The engineer knows that hot air rises. No-one has explained to me how hot air can lie stagnant at the bottom of an attic (with good soffitt venting), while cooler air moves from gable vent to ridge vent. 

The venturi effect alone would cause the lower hot air to be drawn upwards as well as it's natural tendency to rise because it is warmer and therefore less dense than the cooler air.

I haven't done extensive testing of this, but I'm unaware of what magical force is stopping the warm air that is supposedly 'just sitting there' from rising. Maybe it exists, but like your engineer, it doesn't make sense to me.


----------



## Tom M

I dont believe there is anything wrong with having both. Its all speculation. It is said that gable vents or attic fans alone can cause hot spots in the attic with-outy proper intake but if you have all you need plus its just bonus. Im not convinced that it can short ciruits airflow by having cross ventilation. I looked at the link Ed posted Certinteed continuing education and it was an excellent site to read up on. Something else I should add is this HVAC engineer could be sucking combustible air from his attic with an HVAC unit syphoning air flow. I have to look into it when I have time but new units should take all outdoor air whenever possible.


----------



## Ed the Roofer

Patrick said:


> Sadly in the real world people tend to look at you funny if you say "well EdTheRoofer and Grumpy said...." But I did say that myself and other high end contractors strongly favor doing things a particular way.


I know that the user names can sound sort of silly and even lame, but the information I usually post is backed up by research studies and manufacturers requirements.

Regarding: reveivl' comments:
"I haven't done extensive testing of this, but I'm unaware of what magical force is stopping the warm air that is supposedly 'just sitting there' from rising.

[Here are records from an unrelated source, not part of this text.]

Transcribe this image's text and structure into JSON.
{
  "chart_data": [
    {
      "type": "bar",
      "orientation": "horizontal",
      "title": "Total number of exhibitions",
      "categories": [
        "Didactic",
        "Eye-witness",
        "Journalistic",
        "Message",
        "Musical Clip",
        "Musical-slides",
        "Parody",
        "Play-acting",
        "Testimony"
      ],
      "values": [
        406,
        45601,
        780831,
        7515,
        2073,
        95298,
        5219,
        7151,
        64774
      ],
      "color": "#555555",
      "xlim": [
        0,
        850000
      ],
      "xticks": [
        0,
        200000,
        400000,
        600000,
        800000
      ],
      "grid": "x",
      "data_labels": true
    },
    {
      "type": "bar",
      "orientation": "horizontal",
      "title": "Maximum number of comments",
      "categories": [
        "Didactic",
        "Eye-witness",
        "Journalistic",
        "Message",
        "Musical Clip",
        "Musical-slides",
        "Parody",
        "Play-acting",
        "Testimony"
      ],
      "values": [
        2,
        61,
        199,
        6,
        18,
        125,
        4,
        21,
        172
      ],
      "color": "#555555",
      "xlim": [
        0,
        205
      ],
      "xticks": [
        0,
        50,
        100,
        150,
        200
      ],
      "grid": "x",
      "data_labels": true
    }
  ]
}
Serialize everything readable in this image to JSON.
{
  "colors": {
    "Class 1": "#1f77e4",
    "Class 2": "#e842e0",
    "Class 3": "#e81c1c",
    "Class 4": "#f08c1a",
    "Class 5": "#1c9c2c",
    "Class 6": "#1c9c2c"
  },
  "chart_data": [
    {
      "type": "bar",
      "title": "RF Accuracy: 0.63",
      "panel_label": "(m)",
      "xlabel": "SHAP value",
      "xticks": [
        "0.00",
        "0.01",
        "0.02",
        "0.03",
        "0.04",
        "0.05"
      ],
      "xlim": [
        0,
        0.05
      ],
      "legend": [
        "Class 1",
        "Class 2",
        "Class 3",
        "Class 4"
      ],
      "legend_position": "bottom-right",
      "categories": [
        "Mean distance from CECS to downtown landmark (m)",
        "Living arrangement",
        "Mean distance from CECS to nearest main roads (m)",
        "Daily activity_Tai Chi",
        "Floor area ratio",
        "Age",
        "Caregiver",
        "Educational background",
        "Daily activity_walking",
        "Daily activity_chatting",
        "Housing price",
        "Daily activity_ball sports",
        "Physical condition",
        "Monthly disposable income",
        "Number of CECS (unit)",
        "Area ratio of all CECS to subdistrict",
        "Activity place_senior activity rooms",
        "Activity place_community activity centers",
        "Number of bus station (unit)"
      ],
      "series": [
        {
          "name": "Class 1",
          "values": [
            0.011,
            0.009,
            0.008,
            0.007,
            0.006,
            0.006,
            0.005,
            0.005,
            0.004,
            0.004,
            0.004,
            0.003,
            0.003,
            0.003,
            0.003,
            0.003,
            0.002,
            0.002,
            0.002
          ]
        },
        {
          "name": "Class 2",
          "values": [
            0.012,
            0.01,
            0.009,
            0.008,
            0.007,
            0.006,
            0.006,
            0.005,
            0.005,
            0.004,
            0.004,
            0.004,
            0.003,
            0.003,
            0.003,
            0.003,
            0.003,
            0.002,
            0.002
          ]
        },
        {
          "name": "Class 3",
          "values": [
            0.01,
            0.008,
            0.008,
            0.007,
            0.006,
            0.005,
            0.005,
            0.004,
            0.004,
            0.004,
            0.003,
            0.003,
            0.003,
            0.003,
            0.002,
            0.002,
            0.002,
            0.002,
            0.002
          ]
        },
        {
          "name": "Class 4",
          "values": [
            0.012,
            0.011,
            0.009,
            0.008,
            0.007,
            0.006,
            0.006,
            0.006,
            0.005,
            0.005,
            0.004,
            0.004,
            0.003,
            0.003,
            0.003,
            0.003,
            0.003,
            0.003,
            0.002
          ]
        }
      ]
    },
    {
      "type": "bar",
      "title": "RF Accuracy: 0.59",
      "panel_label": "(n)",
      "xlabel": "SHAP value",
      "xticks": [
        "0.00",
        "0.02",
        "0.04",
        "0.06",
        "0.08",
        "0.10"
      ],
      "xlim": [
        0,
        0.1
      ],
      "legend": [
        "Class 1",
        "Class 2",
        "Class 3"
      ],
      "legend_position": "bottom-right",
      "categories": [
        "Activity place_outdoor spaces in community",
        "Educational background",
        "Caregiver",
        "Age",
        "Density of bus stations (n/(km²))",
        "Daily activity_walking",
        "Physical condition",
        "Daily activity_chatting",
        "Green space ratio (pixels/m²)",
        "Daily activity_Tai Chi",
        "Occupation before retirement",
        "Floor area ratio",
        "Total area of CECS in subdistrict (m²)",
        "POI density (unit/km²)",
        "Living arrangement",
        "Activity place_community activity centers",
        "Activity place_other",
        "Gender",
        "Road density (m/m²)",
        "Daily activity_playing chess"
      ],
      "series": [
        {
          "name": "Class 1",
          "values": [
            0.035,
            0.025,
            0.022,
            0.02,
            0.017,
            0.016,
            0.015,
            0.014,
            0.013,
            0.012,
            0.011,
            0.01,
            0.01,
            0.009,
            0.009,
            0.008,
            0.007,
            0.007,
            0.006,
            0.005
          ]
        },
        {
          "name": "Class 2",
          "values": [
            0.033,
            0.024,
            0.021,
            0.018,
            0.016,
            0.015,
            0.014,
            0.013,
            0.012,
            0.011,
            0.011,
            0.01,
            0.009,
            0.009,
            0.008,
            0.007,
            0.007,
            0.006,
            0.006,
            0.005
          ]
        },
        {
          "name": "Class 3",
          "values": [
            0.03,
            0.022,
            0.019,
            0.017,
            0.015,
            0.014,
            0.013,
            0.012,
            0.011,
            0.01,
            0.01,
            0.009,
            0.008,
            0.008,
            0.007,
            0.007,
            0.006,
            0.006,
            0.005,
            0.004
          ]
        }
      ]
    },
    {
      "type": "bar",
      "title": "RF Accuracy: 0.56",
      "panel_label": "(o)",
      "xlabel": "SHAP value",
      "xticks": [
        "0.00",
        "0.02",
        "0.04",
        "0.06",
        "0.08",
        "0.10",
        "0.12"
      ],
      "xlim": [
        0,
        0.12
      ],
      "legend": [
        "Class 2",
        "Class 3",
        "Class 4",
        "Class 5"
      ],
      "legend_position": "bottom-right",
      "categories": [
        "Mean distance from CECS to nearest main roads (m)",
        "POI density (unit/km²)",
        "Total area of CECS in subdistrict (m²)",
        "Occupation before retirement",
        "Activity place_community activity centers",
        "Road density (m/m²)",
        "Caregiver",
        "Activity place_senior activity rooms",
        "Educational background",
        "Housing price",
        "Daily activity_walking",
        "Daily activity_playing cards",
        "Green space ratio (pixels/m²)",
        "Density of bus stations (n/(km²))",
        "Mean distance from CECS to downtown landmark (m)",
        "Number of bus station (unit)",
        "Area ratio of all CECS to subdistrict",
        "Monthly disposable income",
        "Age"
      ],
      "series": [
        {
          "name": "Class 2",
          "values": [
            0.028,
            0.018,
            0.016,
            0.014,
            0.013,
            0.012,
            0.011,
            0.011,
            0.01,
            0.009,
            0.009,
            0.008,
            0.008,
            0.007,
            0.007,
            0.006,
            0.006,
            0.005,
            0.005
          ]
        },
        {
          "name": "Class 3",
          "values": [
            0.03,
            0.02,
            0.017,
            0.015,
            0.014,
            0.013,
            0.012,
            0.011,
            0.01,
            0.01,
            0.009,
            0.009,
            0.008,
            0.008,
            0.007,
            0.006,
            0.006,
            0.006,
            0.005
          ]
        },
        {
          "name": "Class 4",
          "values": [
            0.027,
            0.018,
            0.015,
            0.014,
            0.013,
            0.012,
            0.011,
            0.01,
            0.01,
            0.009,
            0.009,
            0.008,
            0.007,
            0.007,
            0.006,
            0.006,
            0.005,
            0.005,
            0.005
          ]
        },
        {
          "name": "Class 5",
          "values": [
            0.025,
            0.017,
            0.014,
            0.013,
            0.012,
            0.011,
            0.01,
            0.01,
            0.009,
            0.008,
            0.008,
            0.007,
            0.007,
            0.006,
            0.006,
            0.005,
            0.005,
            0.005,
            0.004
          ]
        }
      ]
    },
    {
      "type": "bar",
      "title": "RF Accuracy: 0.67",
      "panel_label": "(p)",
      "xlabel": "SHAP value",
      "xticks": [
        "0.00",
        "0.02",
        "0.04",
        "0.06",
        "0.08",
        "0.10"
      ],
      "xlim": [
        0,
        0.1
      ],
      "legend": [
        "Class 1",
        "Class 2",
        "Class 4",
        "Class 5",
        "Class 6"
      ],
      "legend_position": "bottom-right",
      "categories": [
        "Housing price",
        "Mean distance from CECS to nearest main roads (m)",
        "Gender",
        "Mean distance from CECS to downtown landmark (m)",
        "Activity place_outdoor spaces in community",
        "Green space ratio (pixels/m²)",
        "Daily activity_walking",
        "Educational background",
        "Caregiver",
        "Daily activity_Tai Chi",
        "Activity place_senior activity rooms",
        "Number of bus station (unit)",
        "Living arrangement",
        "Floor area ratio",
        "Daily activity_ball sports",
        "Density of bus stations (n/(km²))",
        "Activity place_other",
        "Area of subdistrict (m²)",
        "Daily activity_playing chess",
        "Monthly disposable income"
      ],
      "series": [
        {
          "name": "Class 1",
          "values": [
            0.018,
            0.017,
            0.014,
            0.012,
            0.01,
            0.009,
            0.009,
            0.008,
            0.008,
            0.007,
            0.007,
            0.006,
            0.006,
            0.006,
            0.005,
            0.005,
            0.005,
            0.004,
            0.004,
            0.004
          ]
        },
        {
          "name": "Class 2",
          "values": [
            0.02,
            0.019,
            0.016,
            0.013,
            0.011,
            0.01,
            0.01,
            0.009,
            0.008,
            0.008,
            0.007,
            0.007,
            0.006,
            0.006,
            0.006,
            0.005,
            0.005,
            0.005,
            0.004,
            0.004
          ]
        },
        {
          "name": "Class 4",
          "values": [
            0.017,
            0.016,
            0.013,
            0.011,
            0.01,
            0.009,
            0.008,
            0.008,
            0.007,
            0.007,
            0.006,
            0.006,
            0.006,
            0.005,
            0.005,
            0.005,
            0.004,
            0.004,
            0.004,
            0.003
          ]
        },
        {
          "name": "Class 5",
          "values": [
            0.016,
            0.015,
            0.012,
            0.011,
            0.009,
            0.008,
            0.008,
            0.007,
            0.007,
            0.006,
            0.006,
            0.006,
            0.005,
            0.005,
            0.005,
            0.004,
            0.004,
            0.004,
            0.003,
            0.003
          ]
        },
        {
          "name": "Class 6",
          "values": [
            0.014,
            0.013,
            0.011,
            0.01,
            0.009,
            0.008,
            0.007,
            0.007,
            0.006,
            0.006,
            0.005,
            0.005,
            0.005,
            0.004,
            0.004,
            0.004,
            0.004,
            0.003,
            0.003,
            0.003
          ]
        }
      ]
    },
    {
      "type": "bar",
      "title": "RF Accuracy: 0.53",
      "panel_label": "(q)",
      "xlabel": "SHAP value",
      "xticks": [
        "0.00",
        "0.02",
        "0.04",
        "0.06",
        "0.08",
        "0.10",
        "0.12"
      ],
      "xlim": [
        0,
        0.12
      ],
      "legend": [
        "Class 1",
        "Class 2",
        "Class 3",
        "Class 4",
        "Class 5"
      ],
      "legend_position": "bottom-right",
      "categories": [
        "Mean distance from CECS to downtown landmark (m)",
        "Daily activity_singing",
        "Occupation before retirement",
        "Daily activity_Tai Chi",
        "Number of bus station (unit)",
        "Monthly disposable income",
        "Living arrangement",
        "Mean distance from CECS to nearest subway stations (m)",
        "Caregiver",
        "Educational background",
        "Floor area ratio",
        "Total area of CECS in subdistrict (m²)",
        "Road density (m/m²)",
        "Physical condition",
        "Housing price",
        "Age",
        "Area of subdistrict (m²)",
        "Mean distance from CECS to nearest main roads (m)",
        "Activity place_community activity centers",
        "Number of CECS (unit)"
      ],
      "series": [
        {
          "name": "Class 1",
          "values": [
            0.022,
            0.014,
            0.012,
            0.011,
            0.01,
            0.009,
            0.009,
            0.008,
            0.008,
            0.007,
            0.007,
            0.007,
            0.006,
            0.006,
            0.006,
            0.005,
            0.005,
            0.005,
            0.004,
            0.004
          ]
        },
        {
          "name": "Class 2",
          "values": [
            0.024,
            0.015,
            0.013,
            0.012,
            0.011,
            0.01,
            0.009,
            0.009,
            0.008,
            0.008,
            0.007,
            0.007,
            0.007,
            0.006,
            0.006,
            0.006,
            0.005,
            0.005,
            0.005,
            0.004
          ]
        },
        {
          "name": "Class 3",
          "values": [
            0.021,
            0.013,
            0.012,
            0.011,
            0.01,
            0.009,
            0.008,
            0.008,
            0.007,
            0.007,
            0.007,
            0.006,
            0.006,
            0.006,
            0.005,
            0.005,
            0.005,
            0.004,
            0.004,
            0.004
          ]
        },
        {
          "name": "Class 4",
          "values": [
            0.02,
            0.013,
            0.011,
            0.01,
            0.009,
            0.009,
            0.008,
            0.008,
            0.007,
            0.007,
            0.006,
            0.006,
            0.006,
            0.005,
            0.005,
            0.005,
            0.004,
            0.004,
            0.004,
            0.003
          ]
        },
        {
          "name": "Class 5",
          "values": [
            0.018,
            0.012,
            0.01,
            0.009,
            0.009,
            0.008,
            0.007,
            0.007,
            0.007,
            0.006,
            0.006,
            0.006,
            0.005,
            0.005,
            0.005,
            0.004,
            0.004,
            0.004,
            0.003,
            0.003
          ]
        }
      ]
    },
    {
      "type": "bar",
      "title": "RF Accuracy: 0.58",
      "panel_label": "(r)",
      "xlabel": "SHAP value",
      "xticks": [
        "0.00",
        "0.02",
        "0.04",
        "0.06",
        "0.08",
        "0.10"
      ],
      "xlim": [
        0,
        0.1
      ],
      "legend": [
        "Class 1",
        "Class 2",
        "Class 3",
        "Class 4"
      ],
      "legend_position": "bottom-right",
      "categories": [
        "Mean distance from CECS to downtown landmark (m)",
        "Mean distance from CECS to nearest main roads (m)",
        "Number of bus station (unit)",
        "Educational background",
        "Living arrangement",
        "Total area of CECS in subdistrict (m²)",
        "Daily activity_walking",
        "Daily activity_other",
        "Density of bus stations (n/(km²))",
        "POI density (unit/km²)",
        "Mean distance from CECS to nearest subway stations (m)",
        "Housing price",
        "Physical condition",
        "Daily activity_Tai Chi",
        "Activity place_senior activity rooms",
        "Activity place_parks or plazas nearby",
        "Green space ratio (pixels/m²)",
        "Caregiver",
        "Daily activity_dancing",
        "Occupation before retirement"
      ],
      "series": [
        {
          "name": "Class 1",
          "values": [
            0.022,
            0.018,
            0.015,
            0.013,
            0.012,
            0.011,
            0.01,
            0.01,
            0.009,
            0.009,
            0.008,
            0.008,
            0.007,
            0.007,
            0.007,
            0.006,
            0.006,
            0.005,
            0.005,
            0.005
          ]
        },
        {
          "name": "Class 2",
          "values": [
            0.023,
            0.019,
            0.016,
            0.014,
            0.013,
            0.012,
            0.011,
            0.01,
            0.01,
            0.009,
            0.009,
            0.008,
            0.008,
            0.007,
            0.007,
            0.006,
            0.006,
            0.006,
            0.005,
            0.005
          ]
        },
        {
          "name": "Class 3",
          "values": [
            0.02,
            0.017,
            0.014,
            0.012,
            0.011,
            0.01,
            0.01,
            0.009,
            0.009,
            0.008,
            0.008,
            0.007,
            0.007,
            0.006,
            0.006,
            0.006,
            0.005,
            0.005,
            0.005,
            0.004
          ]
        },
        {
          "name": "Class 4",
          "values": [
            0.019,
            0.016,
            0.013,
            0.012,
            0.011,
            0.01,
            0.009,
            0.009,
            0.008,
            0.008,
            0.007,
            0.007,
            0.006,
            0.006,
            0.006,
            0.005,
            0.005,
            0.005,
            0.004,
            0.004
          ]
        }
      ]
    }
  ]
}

Maybe it exists, but like your engineer, it doesn't make sense to me."


I have been involved in lengthy debates on some very sophisticated forums with research links thrown about all over the place to continually back up one side of an argument or another, but the fact does always come back to;
*"What Is The Manufacturers Specifications?"*

If I intentionally deviate from the specifications, I would assume the liability for the products and environments proper functionality. I do not have the financial resources to absorb such a monumental risk.

Maybe the engineer does? Provide the HO a waiver, citing his preference to choose his friends "Opinion" versus the manufacturers specifications and another tune will be heard.

Ed


----------



## Patrick

To give you an Idea he has scissor trusses and would like to fill from the roof sheathing to the bottom of the scissor trusses with spray foam


----------



## reveivl

Yeah, I follow manufacturers specs, too. That doesn't mean that they are correct, or make sense. It becomes a case of CYA. 

But this is a discussion, not an installation to manufacturers specs, and would someone please tell me what force is keeping all this hot air in the lower regions of the attic against every applicable law of physics that I learned in school? 

Hey, maybe there is one and I was just playin' hookey that day.


----------



## Patrick

Well to quote you sir, its a "magical force"


----------



## dlcj

I think this is a job for Myth Busters on TLC :help:


----------